Datenspeicherort und DSGVO für Medizinprodukte-Beschaffungsplattformen
Medizinproduktlieferanten, die in Europa tätig sind, stehen bei der Nutzung von KI-Beschaffungsplattformen vor einem doppelten Compliance-Druck: den strengen DSGVO-Anforderungen an die Verarbeitung personenbezogener Daten und den zusätzlichen Anforderungen einiger Mitgliedstaaten an den Speicherort sensibler Geschäftsdaten. Wer diese Fragen in der Plattformauswahl ignoriert, riskiert spätere Compliance-Probleme und Beschaffungshindernisse.
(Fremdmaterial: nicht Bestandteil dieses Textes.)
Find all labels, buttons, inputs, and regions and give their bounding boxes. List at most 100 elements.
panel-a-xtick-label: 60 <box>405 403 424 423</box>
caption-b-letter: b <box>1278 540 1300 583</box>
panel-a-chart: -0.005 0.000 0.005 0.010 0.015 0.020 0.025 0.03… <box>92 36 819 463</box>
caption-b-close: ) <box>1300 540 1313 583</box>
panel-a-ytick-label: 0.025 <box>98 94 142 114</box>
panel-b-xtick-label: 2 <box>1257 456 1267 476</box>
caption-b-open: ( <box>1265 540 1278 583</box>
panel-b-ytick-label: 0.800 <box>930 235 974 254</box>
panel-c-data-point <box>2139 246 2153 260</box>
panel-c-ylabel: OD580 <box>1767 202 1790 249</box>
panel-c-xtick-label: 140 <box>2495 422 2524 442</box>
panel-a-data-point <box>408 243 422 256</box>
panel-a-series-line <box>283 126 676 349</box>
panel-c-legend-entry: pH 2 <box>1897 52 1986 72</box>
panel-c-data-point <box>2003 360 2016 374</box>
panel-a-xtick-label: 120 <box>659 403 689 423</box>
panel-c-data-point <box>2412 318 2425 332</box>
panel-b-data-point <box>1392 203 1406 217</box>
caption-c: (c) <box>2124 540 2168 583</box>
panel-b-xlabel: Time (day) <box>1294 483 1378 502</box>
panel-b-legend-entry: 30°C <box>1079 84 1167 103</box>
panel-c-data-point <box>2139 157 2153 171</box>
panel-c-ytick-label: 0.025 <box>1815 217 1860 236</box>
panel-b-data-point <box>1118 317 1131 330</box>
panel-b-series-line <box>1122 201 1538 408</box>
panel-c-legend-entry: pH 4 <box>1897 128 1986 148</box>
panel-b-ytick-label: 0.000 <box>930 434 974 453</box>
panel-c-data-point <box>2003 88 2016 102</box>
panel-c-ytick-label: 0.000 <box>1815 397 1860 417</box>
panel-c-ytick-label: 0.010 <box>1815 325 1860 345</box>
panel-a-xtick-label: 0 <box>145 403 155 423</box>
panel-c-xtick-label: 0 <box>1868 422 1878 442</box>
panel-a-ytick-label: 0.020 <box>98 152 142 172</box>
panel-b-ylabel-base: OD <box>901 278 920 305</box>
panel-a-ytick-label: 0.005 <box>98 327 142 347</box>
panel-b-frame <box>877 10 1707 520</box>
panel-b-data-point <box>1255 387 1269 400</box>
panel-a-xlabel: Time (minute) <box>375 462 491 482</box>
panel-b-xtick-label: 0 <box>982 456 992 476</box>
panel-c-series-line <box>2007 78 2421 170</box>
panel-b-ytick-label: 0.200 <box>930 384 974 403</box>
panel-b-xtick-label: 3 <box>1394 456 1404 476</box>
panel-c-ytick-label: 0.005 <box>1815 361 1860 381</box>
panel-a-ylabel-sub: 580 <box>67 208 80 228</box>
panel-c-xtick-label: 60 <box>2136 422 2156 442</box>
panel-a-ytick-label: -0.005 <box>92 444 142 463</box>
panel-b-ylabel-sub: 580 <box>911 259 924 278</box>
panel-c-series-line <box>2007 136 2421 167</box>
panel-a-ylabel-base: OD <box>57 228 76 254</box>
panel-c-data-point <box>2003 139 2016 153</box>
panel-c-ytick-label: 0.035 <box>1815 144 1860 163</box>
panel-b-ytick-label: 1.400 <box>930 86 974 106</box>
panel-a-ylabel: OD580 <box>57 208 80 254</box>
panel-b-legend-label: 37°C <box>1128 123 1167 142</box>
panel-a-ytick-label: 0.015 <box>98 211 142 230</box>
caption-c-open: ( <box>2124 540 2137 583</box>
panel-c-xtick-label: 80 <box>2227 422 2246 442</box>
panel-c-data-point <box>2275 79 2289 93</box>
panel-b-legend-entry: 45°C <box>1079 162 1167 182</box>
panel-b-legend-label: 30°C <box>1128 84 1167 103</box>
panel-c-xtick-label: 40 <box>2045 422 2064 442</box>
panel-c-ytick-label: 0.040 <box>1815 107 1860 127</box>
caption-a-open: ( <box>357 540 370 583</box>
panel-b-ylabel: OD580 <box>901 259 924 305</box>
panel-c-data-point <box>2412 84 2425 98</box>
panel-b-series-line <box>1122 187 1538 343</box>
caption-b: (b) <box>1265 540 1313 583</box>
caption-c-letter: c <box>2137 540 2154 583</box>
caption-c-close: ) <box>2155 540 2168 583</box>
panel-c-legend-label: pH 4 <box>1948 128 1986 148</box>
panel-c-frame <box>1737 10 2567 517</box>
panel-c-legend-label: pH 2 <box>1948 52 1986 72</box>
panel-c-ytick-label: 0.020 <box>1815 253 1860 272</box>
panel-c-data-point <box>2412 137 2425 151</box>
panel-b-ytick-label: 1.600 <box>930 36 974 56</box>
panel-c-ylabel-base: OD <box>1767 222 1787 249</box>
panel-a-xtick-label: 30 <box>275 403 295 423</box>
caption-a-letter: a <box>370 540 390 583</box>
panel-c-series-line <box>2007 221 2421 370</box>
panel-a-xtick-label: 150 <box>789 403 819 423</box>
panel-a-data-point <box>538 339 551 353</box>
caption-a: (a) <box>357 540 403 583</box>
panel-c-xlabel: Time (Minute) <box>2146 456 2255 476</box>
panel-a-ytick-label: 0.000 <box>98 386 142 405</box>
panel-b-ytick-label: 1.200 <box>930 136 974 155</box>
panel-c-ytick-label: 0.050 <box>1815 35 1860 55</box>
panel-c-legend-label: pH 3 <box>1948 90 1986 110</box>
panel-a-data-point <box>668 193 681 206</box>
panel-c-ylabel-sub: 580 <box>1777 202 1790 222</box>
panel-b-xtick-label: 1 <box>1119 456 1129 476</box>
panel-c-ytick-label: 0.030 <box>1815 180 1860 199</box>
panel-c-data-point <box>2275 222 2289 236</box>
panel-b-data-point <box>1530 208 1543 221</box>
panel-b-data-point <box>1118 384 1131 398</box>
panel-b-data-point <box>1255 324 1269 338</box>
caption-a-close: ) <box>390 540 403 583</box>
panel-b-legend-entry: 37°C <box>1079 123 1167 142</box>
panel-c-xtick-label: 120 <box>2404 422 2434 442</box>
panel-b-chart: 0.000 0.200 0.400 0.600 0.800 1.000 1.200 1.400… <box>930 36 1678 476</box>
DSGVO-Anwendbarkeit auf KI-Beschaffungsplattformen
Der Anwendungsbereich der DSGVO beschränkt sich nicht auf Verbraucherdaten. Kontaktdaten aus Ausschreibungsunterlagen, Kommunikationsaufzeichnungen von Beschaffungsentscheidungsträgern sowie Bewertungsberichte mit Personenbezug sind personenbezogene Daten im Sinne der DSGVO. KI-Beschaffungsplattformen agieren typischerweise als „Auftragsverarbeiter"; Lieferanten als „Verantwortliche" müssen sicherstellen, dass die Plattform folgende Anforderungen erfüllt:
- Auftragsverarbeitungsvertrag (AVV): Art. 28 DSGVO verlangt einen rechtskonformen AVV, der Verarbeitungszweck, Datenkategorien, Sicherheitsmaßnahmen und Übermittlungsbeschränkungen festlegt.
- Betroffenenrechte: Die Plattform muss die technische Umsetzung von Lösch- und Auskunftsrechten ermöglichen.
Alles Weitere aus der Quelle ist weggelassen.